The unintended consequences are piling up.
The Credit Card Act of 2009 has made it much more difficult for high-risk consumers to obtain a credit card. Credit card ownership by low-income Americans has fallen by 11% in the period since the law was enacted, forcing people to turn to payday lenders.
The Durbin Amendment to Dodd-Frank placed price controls on debit card swipe fees. But banks need to make up for the lost revenue, leading to new fees. This has resulted in a rapid rise of unbanked Americans, now forced to rely on check cashers.
Of course, Washington is trying to shut down payday loans and check cashers, too. Attorney General Eric Holder is implementing the secretive “Operation Choke Point,” which strong-arms banks into closing accounts of check-cashing services and payday lenders. It doesn’t matter that the Justice Department has no evidence of a crime, they’ve found a way to shut down companies without due process. Should any banks not comply with the DOJ’s demands to close an account, then the Department will go after the banks instead.
Things won’t be getting any better. Congress gave the CFPB power to crack down on any practice deemed “abusive,” and it is free to define that term as it wishes. It need not even wait for actual abuses to take place, the CFPB has the authority to regulate anything that it believes could cause future harm.
Zywicki states bluntly: “We’ve had an onslaught of regulatory stupidity and economic illiteracy that’s virtually unprecedented in American history.”
As for payday loans, which receive much ridicule from Washington politicians, Zywicki explains that they are primarily used by those without other credit options available. Washington regulation has pushed more people to such last-resort credit. And the data shows that when payday loans are banned, there are more bounced checks and higher use of overdraft protection, which are at least, if not more, expensive than payday loans.
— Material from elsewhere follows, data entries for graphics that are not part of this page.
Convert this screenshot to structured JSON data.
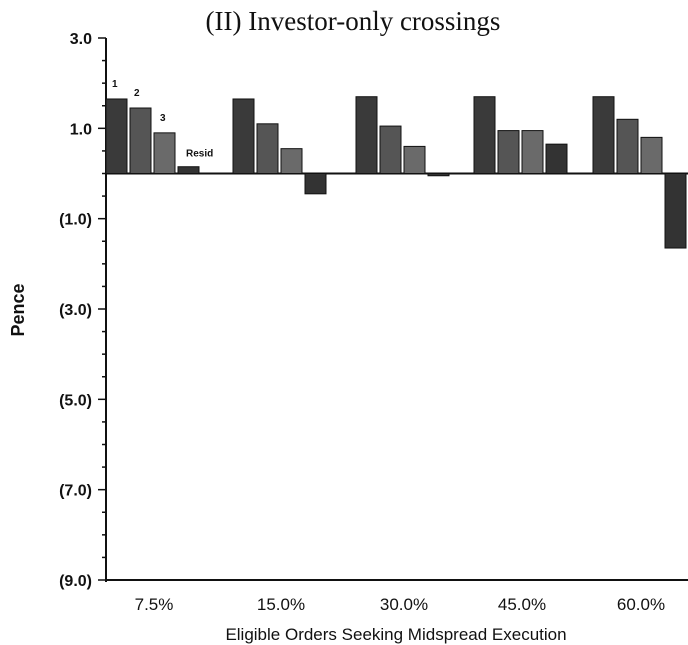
{
  "chart_data": {
    "type": "bar",
    "title": "(II) Investor-only crossings",
    "xlabel": "Eligible Orders Seeking Midspread Execution",
    "ylabel": "Pence",
    "ylim": [
      -9.0,
      3.0
    ],
    "yticks": [
      "3.0",
      "1.0",
      "(1.0)",
      "(3.0)",
      "(5.0)",
      "(7.0)",
      "(9.0)"
    ],
    "categories": [
      "7.5%",
      "15.0%",
      "30.0%",
      "45.0%",
      "60.0%"
    ],
    "series": [
      {
        "name": "1",
        "values": [
          1.65,
          1.65,
          1.7,
          1.7,
          1.7
        ]
      },
      {
        "name": "2",
        "values": [
          1.45,
          1.1,
          1.05,
          0.95,
          1.2
        ]
      },
      {
        "name": "3",
        "values": [
          0.9,
          0.55,
          0.6,
          0.95,
          0.8
        ]
      },
      {
        "name": "Resid",
        "values": [
          0.15,
          -0.45,
          -0.05,
          0.65,
          -1.65
        ]
      }
    ],
    "grid": false,
    "legend": "none"
  }
}
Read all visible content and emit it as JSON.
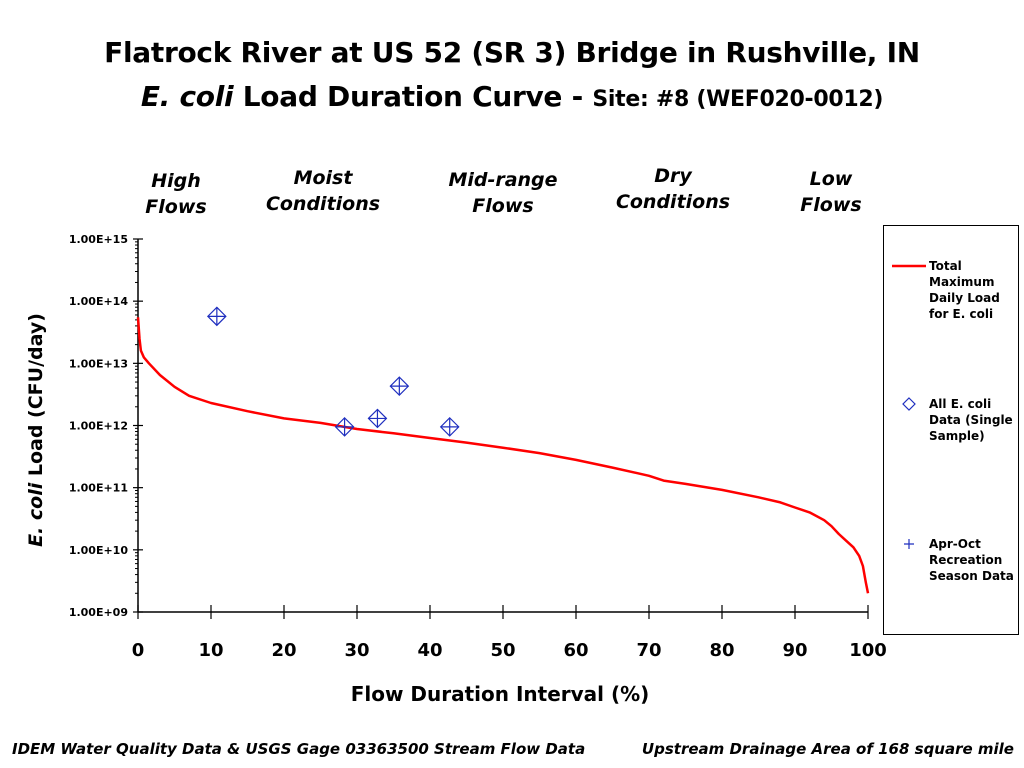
{
  "title_line1": "Flatrock River at US 52 (SR 3) Bridge in Rushville, IN",
  "title_line2_italic": "E. coli",
  "title_line2_main": " Load Duration Curve - ",
  "title_line2_site": "Site: #8 (WEF020-0012)",
  "regimes": [
    {
      "label": "High\nFlows"
    },
    {
      "label": "Moist\nConditions"
    },
    {
      "label": "Mid-range\nFlows"
    },
    {
      "label": "Dry\nConditions"
    },
    {
      "label": "Low\nFlows"
    }
  ],
  "footer_left": "IDEM Water Quality Data & USGS Gage 03363500 Stream Flow Data",
  "footer_right": "Upstream Drainage Area of 168 square mile",
  "colors": {
    "curve": "#ff0000",
    "markers": "#1f2fbf",
    "axis": "#000000"
  },
  "chart_data": {
    "type": "scatter",
    "xlabel": "Flow Duration Interval (%)",
    "ylabel_italic": "E. coli",
    "ylabel_rest": "  Load (CFU/day)",
    "xlim": [
      0,
      100
    ],
    "xticks": [
      0,
      10,
      20,
      30,
      40,
      50,
      60,
      70,
      80,
      90,
      100
    ],
    "ylim_exp": [
      9,
      15
    ],
    "y_scale": "log",
    "ytick_labels": [
      "1.00E+09",
      "1.00E+10",
      "1.00E+11",
      "1.00E+12",
      "1.00E+13",
      "1.00E+14",
      "1.00E+15"
    ],
    "legend_position": "right",
    "series": [
      {
        "name": "Total Maximum Daily Load for E. coli",
        "kind": "line",
        "points": [
          [
            0,
            55000000000000.0
          ],
          [
            0.2,
            25000000000000.0
          ],
          [
            0.4,
            16000000000000.0
          ],
          [
            0.8,
            12500000000000.0
          ],
          [
            1.5,
            10000000000000.0
          ],
          [
            3,
            6500000000000.0
          ],
          [
            5,
            4200000000000.0
          ],
          [
            7,
            3000000000000.0
          ],
          [
            10,
            2300000000000.0
          ],
          [
            15,
            1700000000000.0
          ],
          [
            20,
            1300000000000.0
          ],
          [
            25,
            1100000000000.0
          ],
          [
            30,
            880000000000.0
          ],
          [
            35,
            750000000000.0
          ],
          [
            40,
            630000000000.0
          ],
          [
            45,
            530000000000.0
          ],
          [
            50,
            440000000000.0
          ],
          [
            55,
            360000000000.0
          ],
          [
            60,
            280000000000.0
          ],
          [
            65,
            210000000000.0
          ],
          [
            70,
            155000000000.0
          ],
          [
            72,
            130000000000.0
          ],
          [
            75,
            115000000000.0
          ],
          [
            80,
            92000000000.0
          ],
          [
            85,
            70000000000.0
          ],
          [
            88,
            58000000000.0
          ],
          [
            90,
            48000000000.0
          ],
          [
            92,
            40000000000.0
          ],
          [
            94,
            30000000000.0
          ],
          [
            95,
            24000000000.0
          ],
          [
            96,
            18000000000.0
          ],
          [
            97,
            14000000000.0
          ],
          [
            98,
            11000000000.0
          ],
          [
            98.8,
            8000000000.0
          ],
          [
            99.3,
            5500000000.0
          ],
          [
            99.7,
            3000000000.0
          ],
          [
            100,
            2000000000.0
          ]
        ]
      },
      {
        "name": "All E. coli Data (Single Sample)",
        "kind": "diamond",
        "points": [
          [
            10.8,
            57000000000000.0
          ],
          [
            28.3,
            950000000000.0
          ],
          [
            32.8,
            1300000000000.0
          ],
          [
            35.8,
            4300000000000.0
          ],
          [
            42.7,
            950000000000.0
          ]
        ]
      },
      {
        "name": "Apr-Oct Recreation Season Data",
        "kind": "plus",
        "points": [
          [
            10.8,
            57000000000000.0
          ],
          [
            28.3,
            950000000000.0
          ],
          [
            32.8,
            1300000000000.0
          ],
          [
            35.8,
            4300000000000.0
          ],
          [
            42.7,
            950000000000.0
          ]
        ]
      }
    ]
  }
}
The more Washington tinkers with credit markets, the more problems it creates. The housing bubble originated with market distortions in Washington. And consider Washington’s attempts to increase access to student loans. This has further driven up the costs of a college education and—some worry—created another bubble.
The best course of action is for Washington to make sure the financial industry is fully transparent and upfront with consumers on the costs and risks of certain products. Fraud and other attempts to deceive consumers must be prosecuted. But consumers, who have already proven they understand credit better than Washington, should be free to make their own fully-informed choices.